Burocrazia
Rumore delle moto: cosa succederà con l'Euro5
L'inchiesta di Dueruote: a pochi mesi dall’introduzione dell’Euro5 non sono stati decisi i limiti per le emissioni sonore dei motoveicoli. La UE tentenna e i produttori puntano a uno slittamento
Edward Lorenz era un meteorologo del Massachussets institute of technology che formulò la famosa teoria del caos: può un battito d’ali scatenare un uragano a migliaia di chilometri di distanza? Nel caso dell’Euro5 per le moto, la risposta è sì. Il nuovo standard di omologazione voluto dall’Unione europea sarà l’ennesima rivoluzione scatenata da un battito d’ali dovuto a una burocrazia miope e poco attenta ai bisogni dell’industria delle due ruote. I motocicli Euro5 in vendita dal 1 gennaio 2020 (per i ciclomotori il nuovo standard entra in vigore nel 2021; ndr) saranno meno inquinanti, con più componenti diagnostiche di bordo e, in teoria, più silenziosi. Con buona pace del partito del “Loud pipes save lives”, ovvero “gli scarichi rumorosi salvano vite”. Già, perché la questione rumore è la più sensibile e, guarda caso, l’unica ancora aperta.

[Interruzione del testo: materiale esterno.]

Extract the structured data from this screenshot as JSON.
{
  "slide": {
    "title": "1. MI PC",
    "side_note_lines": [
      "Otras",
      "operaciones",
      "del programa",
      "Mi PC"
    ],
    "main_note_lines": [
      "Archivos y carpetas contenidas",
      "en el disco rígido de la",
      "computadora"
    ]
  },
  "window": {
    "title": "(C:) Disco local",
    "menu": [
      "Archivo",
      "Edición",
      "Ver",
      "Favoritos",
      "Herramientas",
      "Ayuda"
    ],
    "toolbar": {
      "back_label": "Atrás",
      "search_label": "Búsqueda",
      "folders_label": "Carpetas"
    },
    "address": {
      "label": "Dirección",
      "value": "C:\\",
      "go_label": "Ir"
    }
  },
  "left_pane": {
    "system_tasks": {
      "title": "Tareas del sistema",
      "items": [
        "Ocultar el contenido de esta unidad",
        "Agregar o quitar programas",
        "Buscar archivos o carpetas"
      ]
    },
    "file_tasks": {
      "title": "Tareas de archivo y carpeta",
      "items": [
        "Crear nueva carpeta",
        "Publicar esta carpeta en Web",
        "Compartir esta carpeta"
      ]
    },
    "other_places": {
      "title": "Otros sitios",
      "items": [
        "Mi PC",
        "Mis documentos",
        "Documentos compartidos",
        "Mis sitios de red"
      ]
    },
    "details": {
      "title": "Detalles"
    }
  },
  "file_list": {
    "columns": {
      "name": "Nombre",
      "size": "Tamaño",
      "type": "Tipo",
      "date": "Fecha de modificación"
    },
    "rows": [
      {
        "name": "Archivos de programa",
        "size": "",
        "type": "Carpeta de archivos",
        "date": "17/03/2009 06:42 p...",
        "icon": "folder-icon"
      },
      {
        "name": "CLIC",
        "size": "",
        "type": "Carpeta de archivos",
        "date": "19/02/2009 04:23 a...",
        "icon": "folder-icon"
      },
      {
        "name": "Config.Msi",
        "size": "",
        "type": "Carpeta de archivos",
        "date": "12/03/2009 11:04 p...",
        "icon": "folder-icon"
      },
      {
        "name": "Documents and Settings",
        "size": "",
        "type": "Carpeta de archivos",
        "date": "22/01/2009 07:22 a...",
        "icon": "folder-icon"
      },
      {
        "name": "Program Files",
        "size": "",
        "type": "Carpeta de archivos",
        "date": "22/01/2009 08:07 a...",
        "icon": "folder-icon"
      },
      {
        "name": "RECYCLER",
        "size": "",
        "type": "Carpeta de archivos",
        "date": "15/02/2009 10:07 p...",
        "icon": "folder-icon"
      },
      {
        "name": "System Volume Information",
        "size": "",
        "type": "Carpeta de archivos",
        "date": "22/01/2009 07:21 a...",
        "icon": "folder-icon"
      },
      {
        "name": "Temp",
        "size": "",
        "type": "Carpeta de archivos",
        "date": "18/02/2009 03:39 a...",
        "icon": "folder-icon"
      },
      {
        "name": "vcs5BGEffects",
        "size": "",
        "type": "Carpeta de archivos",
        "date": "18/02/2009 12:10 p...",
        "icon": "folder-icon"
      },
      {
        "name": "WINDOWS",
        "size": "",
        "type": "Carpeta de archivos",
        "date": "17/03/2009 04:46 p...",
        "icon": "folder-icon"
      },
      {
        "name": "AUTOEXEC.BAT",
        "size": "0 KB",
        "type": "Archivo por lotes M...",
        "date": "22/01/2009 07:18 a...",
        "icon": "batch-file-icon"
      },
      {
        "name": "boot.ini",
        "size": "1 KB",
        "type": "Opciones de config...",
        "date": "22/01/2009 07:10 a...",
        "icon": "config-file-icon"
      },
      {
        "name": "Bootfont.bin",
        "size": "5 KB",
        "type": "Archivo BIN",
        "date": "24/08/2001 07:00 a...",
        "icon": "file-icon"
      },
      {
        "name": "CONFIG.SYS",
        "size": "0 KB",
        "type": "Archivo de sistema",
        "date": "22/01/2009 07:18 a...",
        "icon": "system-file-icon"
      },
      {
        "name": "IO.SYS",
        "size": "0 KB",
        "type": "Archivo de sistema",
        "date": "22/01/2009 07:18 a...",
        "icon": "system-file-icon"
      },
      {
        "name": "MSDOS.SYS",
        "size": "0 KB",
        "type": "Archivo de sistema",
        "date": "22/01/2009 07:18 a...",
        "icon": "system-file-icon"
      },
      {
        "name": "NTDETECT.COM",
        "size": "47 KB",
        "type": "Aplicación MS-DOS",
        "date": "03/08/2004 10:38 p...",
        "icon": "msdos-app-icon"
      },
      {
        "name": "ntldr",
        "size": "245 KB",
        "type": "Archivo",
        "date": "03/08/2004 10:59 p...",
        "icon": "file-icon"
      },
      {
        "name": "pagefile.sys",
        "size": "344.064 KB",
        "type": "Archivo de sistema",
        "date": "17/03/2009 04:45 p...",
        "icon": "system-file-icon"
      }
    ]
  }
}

Se già le Case motociclistiche spenderanno fior di quattrini per adeguare i propri mezzi al nuovo standard di emissioni inquinanti (una stima di ANCMA relativa all’industria italiana parla di diversi miliardi di euro), va rimarcato come la questione rumore inciderà sensibilmente sui costi industriali. Con il passaggio da Euro3 a Euro4 le emissioni sonore si erano abbassate di 3 decibel, da 80 a 77 (anche se per alcuni modelli con un rapporto peso-potenza inferiore a 50 secondo l’indice PMR, tale limite è di 74). E il nuovo Euro5 almeno sulla carta sarà ancora più severo.